Who am I to refuse? And as I start to paint my arms with the mud, noting its consistency is not unlike my son’s favorite finger-paint’s, my companion looks around at the surrounding landscape of waterfalls and sand-colored canyons with amazement. “I had no idea that this place even existed. You’ve been to Jordan before. Did you know this was here?” she said.

Though I wish I could say differently, until recently, I had had no idea either. Like many, my first journey to Jordan revolved around the ancient Nabataean city of Petra. It is the stuff of legends, inspiring picture postcards and Indiana Jones (and now Transformers) films. 

Top of the World

My son and I spent several days wandering the large archeological park and loved every moment of it. We scaled the heights of en-Nejr on donkey back to explore the famed Monastery and take a glimpse of ‘the top of the world.’ We scampered up the ancient steps of the Brown University temple and delighted in the detail of the ruins. And we sat down with more than a few Bedouins along the way and allowed ourselves to be embraced by sugary tea, warm hospitality and dreams of a nomadic lifestyle.

In meeting other travellers, hailing from spots scattered all across this great, grand globe, we learned more about the other Jordan – the vast, beautiful and diverse country you will find outside Petra’s rose-coloured walls. Haggling for chunky silver jewellery in Amman’s souk; watching reenactments of chariot races in the old Roman stronghold of Jerash; floating despite yourself in the salty Dead Sea; diving wrecks on the floor of Aqaba’s Red Sea; camping under the stars in Lawrence of Arabia’s home turf, the Wadi Rum – all this and more is there for the experiencing.

Each traveller’s story seemed better than the last, filled with experiences of incomparable hospitality, scenic natural wonder and a heck of a lot of fun. These tales immediately made me realise I had much to learn about the Hashemite Kingdom of Jordan – all of it. Especially when many of my educators reluctantly admitted they didn’t know about these other wonders either. Not until they took that first journey to Petra, anyway.

Top of the World

Waterfall, Jordan

For my second trip to Jordan, I wanted to do, see and taste it all – or, at least, as much of it as I could in a ten day period (Alas, I now believe, even with months at your disposal, you still would not be able to see it all. Jordan, despite its size, has an overabundance of amazing sites and experiences). But given my time constraints, I allowed myself to be thoroughly pampered by the rustic elegance and tranquility of Evason Ma’in’s state-of-the-art spa, staying in the waterfall pools until my fingers went pruney. I camped out in the Wadi Rum, dancing and singing the night away under a canopy of bright, twinkling stars. I found myself astonished by the Feynan Eco Lodge’s commitment to conservation and nature as I ate delicious local foods and hiked old river beds in the Dana Biosphere Reserve. And my adventures at the Mövenpick Resort & Spa Dead Sea had me mudding up once again (this time, the consistency was a tad grittier) before attempting to do a floating kick line with girlfriends on the giant salt lake’s surface.

I’ll admit I returned to Petra too – and was still thoroughly inspired by its magic.

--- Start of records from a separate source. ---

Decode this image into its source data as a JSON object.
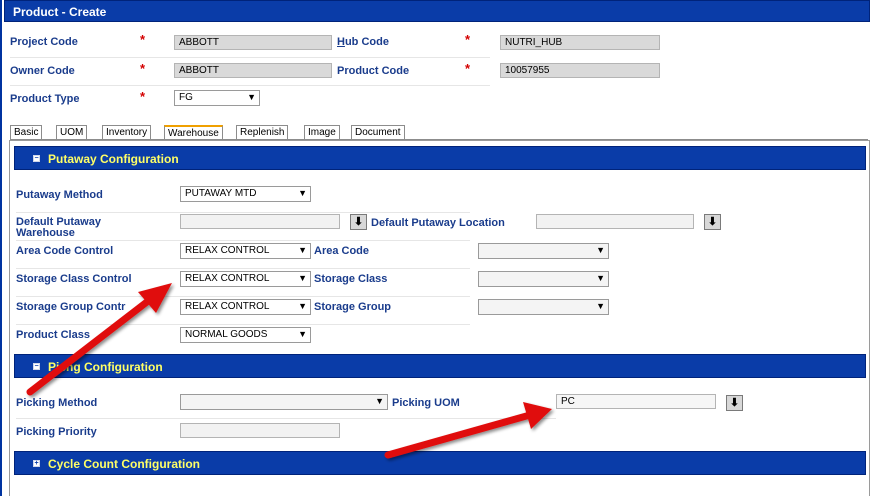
{
  "window": {
    "title": "Product -  Create"
  },
  "header_fields": {
    "project_code": {
      "label": "Project Code",
      "value": "ABBOTT"
    },
    "hub_code": {
      "label_prefix": "H",
      "label_rest": "ub Code",
      "value": "NUTRI_HUB"
    },
    "owner_code": {
      "label": "Owner Code",
      "value": "ABBOTT"
    },
    "product_code": {
      "label": "Product Code",
      "value": "10057955"
    },
    "product_type": {
      "label": "Product Type",
      "value": "FG"
    },
    "required_mark": "*"
  },
  "tabs": [
    {
      "label": "Basic"
    },
    {
      "label": "UOM"
    },
    {
      "label": "Inventory"
    },
    {
      "label": "Warehouse",
      "active": true
    },
    {
      "label": "Replenish"
    },
    {
      "label": "Image"
    },
    {
      "label": "Document"
    }
  ],
  "putaway": {
    "title": "Putaway Configuration",
    "toggle": "−",
    "method": {
      "label": "Putaway Method",
      "value": "PUTAWAY MTD"
    },
    "default_warehouse": {
      "label_line1": "Default Putaway",
      "label_line2": "Warehouse",
      "value": ""
    },
    "default_location": {
      "label": "Default Putaway Location",
      "value": ""
    },
    "area_code_control": {
      "label": "Area Code Control",
      "value": "RELAX CONTROL"
    },
    "area_code": {
      "label": "Area Code",
      "value": ""
    },
    "storage_class_control": {
      "label": "Storage Class Control",
      "value": "RELAX CONTROL"
    },
    "storage_class": {
      "label": "Storage Class",
      "value": ""
    },
    "storage_group_control": {
      "label": "Storage Group Contr",
      "value": "RELAX CONTROL"
    },
    "storage_group": {
      "label": "Storage Group",
      "value": ""
    },
    "product_class": {
      "label": "Product Class",
      "value": "NORMAL GOODS"
    }
  },
  "picking": {
    "title": "Pic",
    "title_rest": "ng Configuration",
    "toggle": "−",
    "method": {
      "label": "Picking Method",
      "value": ""
    },
    "uom": {
      "label": "Picking UOM",
      "value": "PC"
    },
    "priority": {
      "label": "Picking Priority",
      "value": ""
    }
  },
  "cycle_count": {
    "title": "Cycle Count Configuration",
    "toggle": "+"
  },
  "icons": {
    "dropdown": "▼",
    "lookup": "⬇"
  },
  "colors": {
    "header_blue": "#0a3ca8",
    "section_title": "#ffff66",
    "label_blue": "#1a3c8c",
    "required_red": "#d40000",
    "annotation_arrow": "#e01010"
  }
}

There’s a reason why it remains such a draw for even the most jaded traveler. But this time, I was satisfied with only a single day of exploring. And much of that time I spent meeting other voyagers, taking a few moments to share stories. I learned about a few new places, noting them for my next trip to Jordan. And, more importantly, I did a little educating of my own, telling newcomers about all the incredible places they might find if they only stepped out of Petra. It seemed to be my turn, after all.